Ed Harcourt ha definito il suo nuovo lavoro - intitolato “Monochrome To Colour” - una fuga dalla monotonia. In effetti, il nono album del talentuoso musicista inglese e seconda raccolta prettamente strumentale dopo il malinconico “Beyond The End” (2018) dipinge variegate e vibranti strutture sonore ad ampio raggio.
Il compositore ha combinato diversi elementi musicali in questo disco, adeguati a formare un insieme omogeneo, nient’affatto semplice e ancor meno scontato: new age, modern classical, elettronica e sano rock si uniscono tra loro in astratti respiri di romanticismo.

L’atmosfera di fondo è contradditoria, si muove tra battute tetre e staffilate di luminosa allegria. Per certi versi, è come se l'artista stesse cercando di conciliare le incoerenze della vita per creare una perfetta coesione armoniosa, volta a dimostrare che la complessità dell’esistenza può utilizzare i suoi infiniti e simbiotici paradossi nel modo più irresistibile.
Gli archi, la musica elettronica e una drammatica batteria introducono la crepuscolare “First Light”, tangibile immagine di un'esperienza meditativa vissuta. I gravi accordi iniziali di “Ascension” conducono a una spensierata melodia di pianoforte che evolve, a sorpresa, in un ritmo dai toni rockeggianti, per sfilare su territori più introversi in “Drowning In Dreams”, dove un monotono suono elettronico ha il pregio di tuffarsi in un commovente violino, accompagnato da percussioni militari e ottoni. Vale la pena dare un’occhiata all’evocativo videoclip girato in Islanda dal fotografo e produttore Steve Gullick.

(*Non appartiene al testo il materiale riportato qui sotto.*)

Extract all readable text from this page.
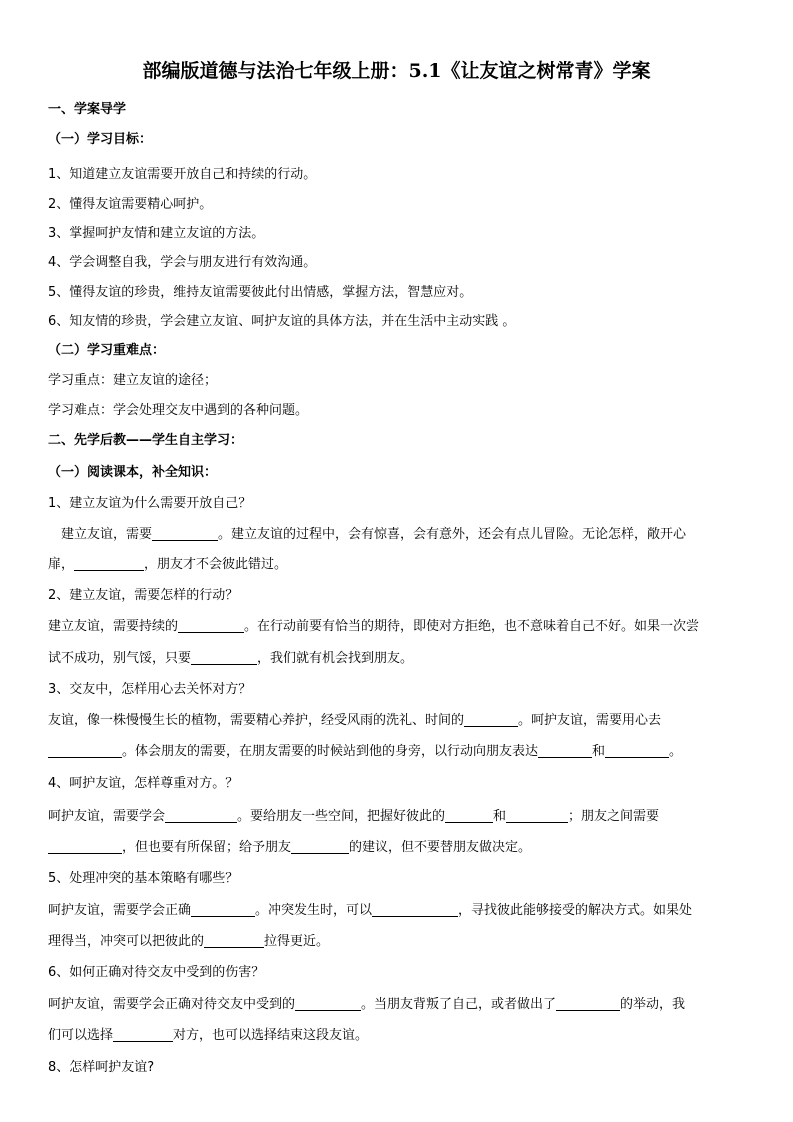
部编版道德与法治七年级上册：5.1《让友谊之树常青》学案
一、学案导学
（一）学习目标：
1、知道建立友谊需要开放自己和持续的行动。
2、懂得友谊需要精心呵护。
3、掌握呵护友情和建立友谊的方法。
4、学会调整自我，学会与朋友进行有效沟通。
5、懂得友谊的珍贵，维持友谊需要彼此付出情感，掌握方法，智慧应对。
6、知友情的珍贵，学会建立友谊、呵护友谊的具体方法，并在生活中主动实践 。
（二）学习重难点：
学习重点：建立友谊的途径；
学习难点：学会处理交友中遇到的各种问题。
二、先学后教——学生自主学习：
（一）阅读课本，补全知识：
1、建立友谊为什么需要开放自己？
建立友谊，需要	。建立友谊的过程中，会有惊喜，会有意外，还会有点儿冒险。无论怎样，敞开心
扉，	，朋友才不会彼此错过。
2、建立友谊，需要怎样的行动？
建立友谊，需要持续的	。在行动前要有恰当的期待，即使对方拒绝，也不意味着自己不好。如果一次尝
试不成功，别气馁，只要	，我们就有机会找到朋友。
3、交友中，怎样用心去关怀对方？
友谊，像一株慢慢生长的植物，需要精心养护，经受风雨的洗礼、时间的	。呵护友谊，需要用心去
。体会朋友的需要，在朋友需要的时候站到他的身旁，以行动向朋友表达	和	。
4、呵护友谊，怎样尊重对方。？
呵护友谊，需要学会	。要给朋友一些空间，把握好彼此的	和	；朋友之间需要
，但也要有所保留；给予朋友	的建议，但不要替朋友做决定。
5、处理冲突的基本策略有哪些？
呵护友谊，需要学会正确	。冲突发生时，可以	，寻找彼此能够接受的解决方式。如果处
理得当，冲突可以把彼此的	拉得更近。
6、如何正确对待交友中受到的伤害？
呵护友谊，需要学会正确对待交友中受到的	。当朋友背叛了自己，或者做出了	的举动，我
们可以选择	对方，也可以选择结束这段友谊。
8、怎样呵护友谊?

“Only The Darkness Smiles” danza con serpeggiante gioia festosa, finché affascinanti toni sintetici ipnotizzano e sbocciano in una vera e propria epifania sinfonica nella sontuosa “Death Of The Siren”. Salendo con una sbalorditiva serenità, “After The Carnival” avanza con solennità e accompagna alle percussioni che inaugurano “Last Rites”, anello di congiunzione dalle ispirate note di pianoforte e attraenti ebollizioni orchestrali.
La dolcezza si accentua. L’emotività di “Her Blood Is Volcanic” ribolle d'inquieto romanticismo, mentre la sentimentale tastiera modellata su silenziosi strimpelli di sottofondo suggerisce un vero e proprio tributo passionale in “So, Here’s To You, Hally” e un delizioso rintocco apre l'insolita ed evocativa “Childhood”. Lo splendore multistrato di “King Raman” si espande gradualmente e traina alla conclusiva e sorniona title track, corredata da un ritornello spettrale e da un finale ordinato e potente.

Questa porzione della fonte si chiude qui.